On the other hand, pressure was put on me, by my husband-to-be, to
lose weight and the conflict started in earnest. This was 1975 and
fast forward 44 years to 2019 and I still hadn't really learnt to
live in harmony with it. As I have said before I am an all or nothing
type of person, so it was eat it all, or don't eat it at all.
I have finally realised that had to change.
I am lucky that I have eaten in some really special places over the
years and I had to do something to be able to bring good food into my
life without the guilt. Even when I lost weight in 2014 I was still
in the mindset of leaving out the foods that I loved and then
“treating” myself to a lot of sweety, fatty, gorgeous tasting
food before I started the next week cutting things back big time in
an obsessional way.
I have said in a past blog that I even stopped watching cookery
programmes on TV and looking at my many cookery books because I just
couldn't look at food. I couldn't think about it, I just wanted to
get through each day, get to the next and then get to the next weekly
weigh in.
When I was offered a gastric bypass, I declined, because it wasn't
for me. I couldn't bear to have the food I love taken away from me. I
know a lot of people have had that surgery and have been very happy,
but it wasn't for me.
Taking all this into account, I had to find a way, to find a balance
with food. Not an easy thing to achieve.
In the past it was all about weight going down on the scales, not
what I was eating.
I even went to the extreme of using laxatives when I was young
because I was frightened of what my then boyfriend and later 1st
husband, would do if I didn't lose weight. Fortunately that stopped
and was a silly thing to do, but that was the pressure I was put
under. Even when I had lost weight he still told me I was fat and
ugly, so I was fighting a losing battle.
My attitude got a little better once we had split up and divorced,
but I still hadn't got the balance I needed and really I was still
scared to eat when I was in a losing weight mode.

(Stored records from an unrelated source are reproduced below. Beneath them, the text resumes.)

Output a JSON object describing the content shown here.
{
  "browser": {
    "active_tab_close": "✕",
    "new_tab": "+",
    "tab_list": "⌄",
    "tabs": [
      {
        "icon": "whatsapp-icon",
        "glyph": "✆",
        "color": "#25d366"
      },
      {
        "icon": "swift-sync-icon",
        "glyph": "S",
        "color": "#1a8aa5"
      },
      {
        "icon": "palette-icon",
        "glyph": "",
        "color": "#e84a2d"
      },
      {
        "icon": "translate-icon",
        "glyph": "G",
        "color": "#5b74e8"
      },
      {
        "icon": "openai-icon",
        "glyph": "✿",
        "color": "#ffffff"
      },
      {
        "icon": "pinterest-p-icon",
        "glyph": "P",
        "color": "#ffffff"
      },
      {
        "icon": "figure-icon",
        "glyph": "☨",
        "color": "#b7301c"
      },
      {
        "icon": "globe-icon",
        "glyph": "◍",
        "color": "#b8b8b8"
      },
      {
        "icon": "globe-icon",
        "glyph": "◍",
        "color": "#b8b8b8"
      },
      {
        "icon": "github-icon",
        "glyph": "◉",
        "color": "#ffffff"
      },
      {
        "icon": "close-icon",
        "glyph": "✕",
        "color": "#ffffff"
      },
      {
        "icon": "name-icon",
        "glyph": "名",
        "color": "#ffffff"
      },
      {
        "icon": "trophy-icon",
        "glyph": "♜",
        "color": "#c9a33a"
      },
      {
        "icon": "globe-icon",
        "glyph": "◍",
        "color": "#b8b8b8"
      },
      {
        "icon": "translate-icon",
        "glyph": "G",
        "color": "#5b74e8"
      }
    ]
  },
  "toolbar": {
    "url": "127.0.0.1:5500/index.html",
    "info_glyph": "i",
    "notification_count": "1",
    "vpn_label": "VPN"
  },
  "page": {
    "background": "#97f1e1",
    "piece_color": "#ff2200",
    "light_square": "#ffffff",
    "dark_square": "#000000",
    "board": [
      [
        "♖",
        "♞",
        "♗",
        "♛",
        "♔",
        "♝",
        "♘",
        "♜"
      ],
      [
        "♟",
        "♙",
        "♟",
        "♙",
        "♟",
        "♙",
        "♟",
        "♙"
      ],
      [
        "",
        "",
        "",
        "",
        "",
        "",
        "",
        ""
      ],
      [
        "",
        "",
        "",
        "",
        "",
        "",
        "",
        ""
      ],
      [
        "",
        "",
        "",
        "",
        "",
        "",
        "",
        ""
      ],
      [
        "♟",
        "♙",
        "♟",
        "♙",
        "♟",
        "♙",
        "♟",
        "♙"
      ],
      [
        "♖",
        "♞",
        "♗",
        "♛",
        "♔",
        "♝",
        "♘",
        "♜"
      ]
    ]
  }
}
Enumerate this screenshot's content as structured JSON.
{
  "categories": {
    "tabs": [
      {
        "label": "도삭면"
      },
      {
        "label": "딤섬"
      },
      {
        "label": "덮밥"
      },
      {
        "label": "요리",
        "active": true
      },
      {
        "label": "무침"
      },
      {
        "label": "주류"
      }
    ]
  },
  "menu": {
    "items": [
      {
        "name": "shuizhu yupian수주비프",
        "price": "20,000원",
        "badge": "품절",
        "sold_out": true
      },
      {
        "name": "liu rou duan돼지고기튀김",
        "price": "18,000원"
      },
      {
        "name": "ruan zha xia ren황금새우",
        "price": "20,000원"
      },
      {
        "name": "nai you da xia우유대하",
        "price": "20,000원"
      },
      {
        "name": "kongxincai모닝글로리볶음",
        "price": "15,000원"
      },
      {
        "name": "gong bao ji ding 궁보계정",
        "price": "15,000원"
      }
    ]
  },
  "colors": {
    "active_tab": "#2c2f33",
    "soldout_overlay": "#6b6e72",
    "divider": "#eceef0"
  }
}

Since last year I have started to look at what I eat in a different
way. It started with portion control and knowing that if I wanted
something “naughty” in the day it was okay.
Once I had got this into my head most of the time :-) I started to
look at the foods and dishes that I liked and how I could adapt them
to be healthy, and if I couldn't and still needed them, incorperate
them into my daily plan with limited damage to my eating plan.
It was a simple plan. I know which food groups I should have and in
what proportion and what calories I need to go in, to balance the
calories I use in my daily living and using the right amount to
enable weight loss. It was roughly 1,600 calories. Easy yes – well
not really, but I was prepared to learn.
I had my calorie allowance, so I knew what I could use. I just needed
to look at what I wanted to eat, that I enjoyed and were healthy, but
gave me leeway to enjoy an occasional “treat”. It's taken me
eight months of adjustment but I am getting there. I have porridge
for breakfast most days, sometimes a full grilled English breakfast,
but only once in a while. Soup or salad for my lunch, and then a
healthy ordinary meal in the evening. This is taking it right down to
the bone and it isn't always easy but it seems to be working. I am
adapting recipes to fit in with my plan and I am starting to enjoy
food again. The fear and anxiety is also a lot better than it was,
but it's still a work in progress.
Up to now I have lost 4 stone and 5 lbs, 27 lbs in the lockdown
period, so so far I have a good start for the rest of my journey.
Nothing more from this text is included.